A lot of us have seen this famous photo titled Lunch Atop a Skyscraper once or twice in history books and we’ve all been led to believe it had something to do with the construction of the Empire State Building. First, it didn’t. This picture was taken at Rockefeller Center in Midtown. Plus, the whole thing was staged. Guys didn’t eat lunch like this that often no matter what history might tell you. If you look even with just a glance there are no safety harnesses, no ropes, no anything that could catch these guys if they fell except each other, and that’s not even close to being enough.

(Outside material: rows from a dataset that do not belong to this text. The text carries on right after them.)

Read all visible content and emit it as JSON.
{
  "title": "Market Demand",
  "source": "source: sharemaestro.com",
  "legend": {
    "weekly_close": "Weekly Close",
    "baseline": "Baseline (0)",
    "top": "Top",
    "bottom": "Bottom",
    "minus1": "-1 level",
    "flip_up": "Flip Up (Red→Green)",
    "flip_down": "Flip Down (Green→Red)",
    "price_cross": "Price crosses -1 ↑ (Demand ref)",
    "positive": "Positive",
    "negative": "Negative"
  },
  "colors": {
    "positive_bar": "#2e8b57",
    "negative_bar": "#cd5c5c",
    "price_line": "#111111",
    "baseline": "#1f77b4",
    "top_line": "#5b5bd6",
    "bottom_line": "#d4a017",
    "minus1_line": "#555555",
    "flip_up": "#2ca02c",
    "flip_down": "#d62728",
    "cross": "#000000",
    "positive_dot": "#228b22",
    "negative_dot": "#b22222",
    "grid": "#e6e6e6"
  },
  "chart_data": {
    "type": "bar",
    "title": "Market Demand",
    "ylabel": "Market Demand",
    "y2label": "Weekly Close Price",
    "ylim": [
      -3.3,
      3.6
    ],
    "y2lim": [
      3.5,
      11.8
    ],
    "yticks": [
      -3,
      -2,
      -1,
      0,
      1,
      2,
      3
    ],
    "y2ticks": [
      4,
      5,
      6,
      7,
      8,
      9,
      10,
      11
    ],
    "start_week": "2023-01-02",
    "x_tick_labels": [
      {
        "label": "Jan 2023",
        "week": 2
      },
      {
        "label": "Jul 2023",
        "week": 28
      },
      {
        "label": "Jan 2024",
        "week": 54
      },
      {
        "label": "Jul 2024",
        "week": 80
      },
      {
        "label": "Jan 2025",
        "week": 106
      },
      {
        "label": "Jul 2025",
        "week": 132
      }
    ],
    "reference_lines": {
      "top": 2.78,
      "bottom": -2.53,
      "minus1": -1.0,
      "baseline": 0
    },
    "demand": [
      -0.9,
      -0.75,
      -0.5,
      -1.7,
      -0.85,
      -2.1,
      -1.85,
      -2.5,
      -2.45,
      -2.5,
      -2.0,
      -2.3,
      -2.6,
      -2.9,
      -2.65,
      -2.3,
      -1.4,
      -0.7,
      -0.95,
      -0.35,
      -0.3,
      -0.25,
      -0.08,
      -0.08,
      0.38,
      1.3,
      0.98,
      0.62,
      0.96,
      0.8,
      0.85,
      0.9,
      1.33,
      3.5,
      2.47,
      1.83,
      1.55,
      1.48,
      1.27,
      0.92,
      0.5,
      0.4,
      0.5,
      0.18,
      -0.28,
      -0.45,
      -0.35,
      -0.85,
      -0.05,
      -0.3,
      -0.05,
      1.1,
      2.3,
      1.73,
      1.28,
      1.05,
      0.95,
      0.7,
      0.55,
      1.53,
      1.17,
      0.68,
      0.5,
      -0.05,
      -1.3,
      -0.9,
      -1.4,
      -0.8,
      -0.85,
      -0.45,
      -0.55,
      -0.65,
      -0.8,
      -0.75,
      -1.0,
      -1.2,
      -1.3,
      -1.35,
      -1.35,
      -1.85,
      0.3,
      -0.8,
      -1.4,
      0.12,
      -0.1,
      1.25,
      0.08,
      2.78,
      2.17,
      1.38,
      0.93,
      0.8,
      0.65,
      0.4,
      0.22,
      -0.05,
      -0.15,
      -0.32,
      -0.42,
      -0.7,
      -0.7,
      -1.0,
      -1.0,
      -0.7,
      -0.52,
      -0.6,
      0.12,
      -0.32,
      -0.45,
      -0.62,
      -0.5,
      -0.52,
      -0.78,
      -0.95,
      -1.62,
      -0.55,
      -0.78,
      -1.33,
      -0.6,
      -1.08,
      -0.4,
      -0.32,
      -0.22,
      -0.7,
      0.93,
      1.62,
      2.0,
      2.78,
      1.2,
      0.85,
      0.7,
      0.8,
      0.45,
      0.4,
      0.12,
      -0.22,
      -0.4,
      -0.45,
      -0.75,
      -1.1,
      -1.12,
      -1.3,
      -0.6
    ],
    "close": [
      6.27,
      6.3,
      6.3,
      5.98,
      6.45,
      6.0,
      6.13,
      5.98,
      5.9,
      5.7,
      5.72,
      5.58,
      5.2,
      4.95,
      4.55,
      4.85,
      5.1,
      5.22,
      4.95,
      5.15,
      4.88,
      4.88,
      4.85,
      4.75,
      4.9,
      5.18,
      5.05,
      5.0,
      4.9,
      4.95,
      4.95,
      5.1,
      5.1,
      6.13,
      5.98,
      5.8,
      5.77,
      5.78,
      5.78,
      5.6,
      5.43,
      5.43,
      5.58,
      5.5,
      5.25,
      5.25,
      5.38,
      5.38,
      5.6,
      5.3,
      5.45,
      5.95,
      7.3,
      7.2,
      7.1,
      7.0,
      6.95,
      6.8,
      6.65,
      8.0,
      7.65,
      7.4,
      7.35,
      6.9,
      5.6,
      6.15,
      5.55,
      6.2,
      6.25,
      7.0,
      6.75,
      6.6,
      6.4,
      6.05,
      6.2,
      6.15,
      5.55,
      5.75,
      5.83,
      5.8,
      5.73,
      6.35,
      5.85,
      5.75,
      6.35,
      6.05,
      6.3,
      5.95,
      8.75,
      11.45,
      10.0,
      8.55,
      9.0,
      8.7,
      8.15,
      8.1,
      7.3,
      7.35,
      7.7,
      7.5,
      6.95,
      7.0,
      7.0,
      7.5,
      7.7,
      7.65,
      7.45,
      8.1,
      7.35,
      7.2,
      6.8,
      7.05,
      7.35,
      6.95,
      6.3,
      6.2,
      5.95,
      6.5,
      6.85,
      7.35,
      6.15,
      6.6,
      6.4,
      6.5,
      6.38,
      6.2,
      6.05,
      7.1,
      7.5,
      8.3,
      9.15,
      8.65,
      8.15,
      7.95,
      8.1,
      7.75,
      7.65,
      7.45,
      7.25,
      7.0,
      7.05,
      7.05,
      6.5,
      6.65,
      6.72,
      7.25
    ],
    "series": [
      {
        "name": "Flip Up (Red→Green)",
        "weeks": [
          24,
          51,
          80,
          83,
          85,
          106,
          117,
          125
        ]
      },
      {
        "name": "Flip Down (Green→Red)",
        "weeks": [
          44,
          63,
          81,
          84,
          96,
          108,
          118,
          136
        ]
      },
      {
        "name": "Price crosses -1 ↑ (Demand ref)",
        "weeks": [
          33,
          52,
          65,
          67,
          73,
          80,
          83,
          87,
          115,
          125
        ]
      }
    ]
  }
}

The picture no doubt speeds up the heartbeat of several people that look at it considering that a lot of folks couldn’t even imagine being out on a steel girder in midair with nothing between the ground but a lot of empty space. Many would just seize up at the mere thought of it, but there’s a trick to this photo. It’s been revealed that there was a finished floor just a little ways beneath the men in the photo, meaning that if they did fall and went forwards they would have a chance to land roughly on the floor and not pitch over. If you’ll notice the majority of them are hunched over to some degree anyway, as this isn’t the kind of spot you would normally lean back and try to stretch.
Despite the picture being staged the men that worked on the various buildings throughout New York back in these days had a very hard job to accomplish. Working the high steel was not an envious position aside from the fact that it was a paying job. If you had the know-how and the courage you could make a decent paycheck and take it home to your family. Of course you had to be able to keep coming back and doing what the bosses told you without complaint. These were hard times, those that complained often didn’t get ask to come back. And yet so many people stuck it out because they knew that the alternative, not working, wouldn’t afford them anything.
These were tough men, hard men, doing hard work that demanded a lot of them. It was nice to see that they didn’t always let the pressure get to them. In many way the picture shown above is the determination of the human spirit to persevere during hard times and push forward when things get rough. Think about it, in 1932 the US was still in the middle of the Great Depression, and was still on the tail end of Prohibition. There wasn’t a lot to be done to alleviate the suffering that was going on within the country and there wasn’t much else that could be done except to work, work some more, and then work harder to support one’s family and self.
It was a much harder time in terms of survival. People did what they had to do, and at almost every moment there was a person there to point and shoot in order to document those times.